Um estudo de 2016 analisando pessoas com diferentes tipos de câncer avançados, incluindo melanoma, câncer de pulmão de células não pequenas, câncer de pulmão de células pequenas e câncer de mama tratados com inibidores de checkpoint, descobriu que a pseudoprogressão era relativamente incomum. No entanto, indicou uma grande probabilidade de as pessoas sobreviverem mais de um ano.
Enfrentando
Embora os tratamentos para cancros avançados tenham melhorado muito, também trouxeram consigo a ansiedade da espera. Muitas vezes, os testes iniciais para esses tipos de câncer podem demorar duas a quatro semanas para retornar resultados.
Esse tempo de espera, embora longo, é importante para o tratamento adequado da doença. Por exemplo, as pessoas com cancro do pulmão de células não pequenas que apresentam mutações genéticas nos seus tumores são geralmente mais bem servidas com terapias direcionadas e a imunoterapia pode causar mais danos do que benefícios.
De uma forma diferente, esperar para ver se um aumento no tamanho de um tumor num exame é uma pseudoprogressão ou não pode ser doloroso, pois as pessoas questionam-se se o tratamento que estão a receber está a fazer alguma coisa.
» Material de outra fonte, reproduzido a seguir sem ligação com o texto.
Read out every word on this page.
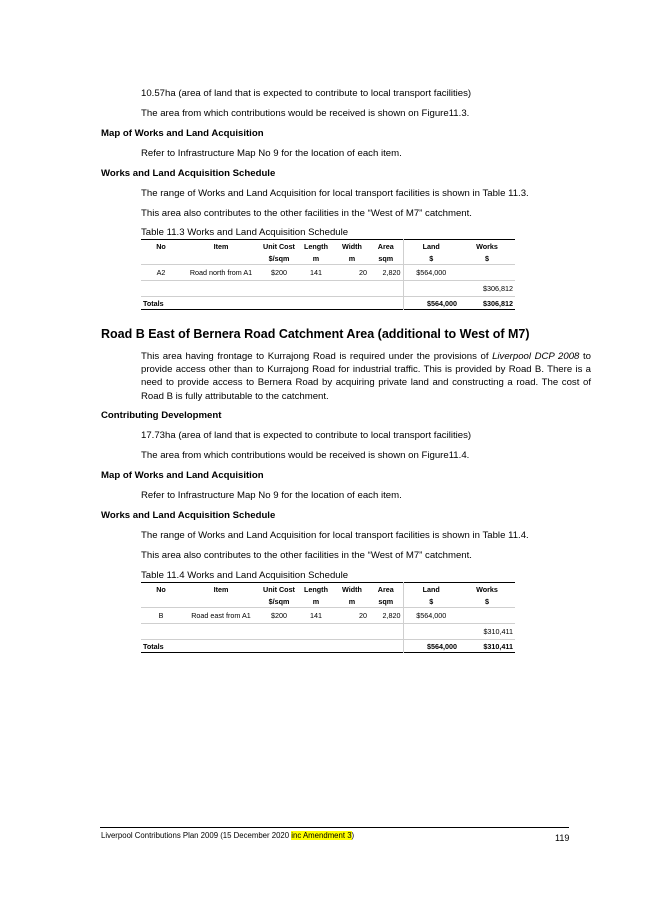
10.57ha (area of land that is expected to contribute to local transport facilities)
The area from which contributions would be received is shown on Figure11.3.
Map of Works and Land Acquisition
Refer to Infrastructure Map No 9 for the location of each item.
Works and Land Acquisition Schedule
The range of Works and Land Acquisition for local transport facilities is shown in Table 11.3.
This area also contributes to the other facilities in the “West of M7” catchment.
Table 11.3 Works and Land Acquisition Schedule
No	Item	Unit Cost	Length	Width	Area	Land	Works
		$/sqm	m	m	sqm	$	$
A2	Road north from A1	$200	141	20	2,820	$564,000	
							$306,812
Totals						$564,000	$306,812
Road B East of Bernera Road Catchment Area (additional to West of M7)
This area having frontage to Kurrajong Road is required under the provisions of Liverpool DCP 2008 to provide access other than to Kurrajong Road for industrial traffic. This is provided by Road B. There is a need to provide access to Bernera Road by acquiring private land and constructing a road. The cost of Road B is fully attributable to the catchment.
Contributing Development
17.73ha (area of land that is expected to contribute to local transport facilities)
The area from which contributions would be received is shown on Figure11.4.
Map of Works and Land Acquisition
Refer to Infrastructure Map No 9 for the location of each item.
Works and Land Acquisition Schedule
The range of Works and Land Acquisition for local transport facilities is shown in Table 11.4.
This area also contributes to the other facilities in the “West of M7” catchment.
Table 11.4 Works and Land Acquisition Schedule
No	Item	Unit Cost	Length	Width	Area	Land	Works
		$/sqm	m	m	sqm	$	$
B	Road east from A1	$200	141	20	2,820	$564,000	
							$310,411
Totals						$564,000	$310,411
Liverpool Contributions Plan 2009 (15 December 2020 inc Amendment 3)	119
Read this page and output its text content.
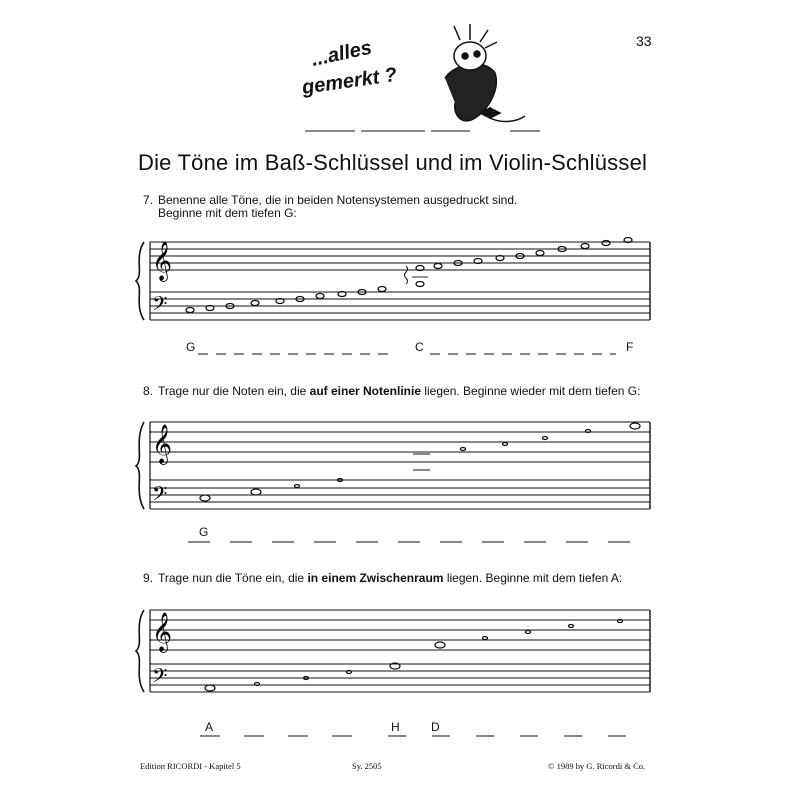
33
...alles
gemerkt ?
Die Töne im Baß-Schlüssel und im Violin-Schlüssel
7. Benenne alle Töne, die in beiden Notensystemen ausgedruckt sind.
Beginne mit dem tiefen G:
𝄞
𝄢
G	C	F
8. Trage nur die Noten ein, die auf einer Notenlinie liegen. Beginne wieder mit dem tiefen G:
𝄞
𝄢
G
9. Trage nun die Töne ein, die in einem Zwischenraum liegen. Beginne mit dem tiefen A:
𝄞
𝄢
A	H	D
Edition RICORDI - Kapitel 5	Sy. 2505	© 1989 by G. Ricordi & Co.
Já familiarizado com a ansiedade relacionada à espera pelos resultados do exame (ansiedade), isso pode ser desafiador.
Não existe uma solução simples para a ansiedade, mas pode ser útil:
- Conecte-se com outras pessoas, especialmente aquelas que enfrentaram um jogo de espera semelhante
- Considere ingressar em um grupo de apoio em sua comunidade
- Considere ingressar em uma comunidade on-line de apoio ao câncer que permite que você entre em contato com outras pessoas que enfrentam uma jornada muito semelhante, 24 horas por dia, 7 dias por semana.
Para amigos e familiares, a ansiedade também pode ser intensa, e você pode tentar educar seus entes queridos sobre por que esperar é importante.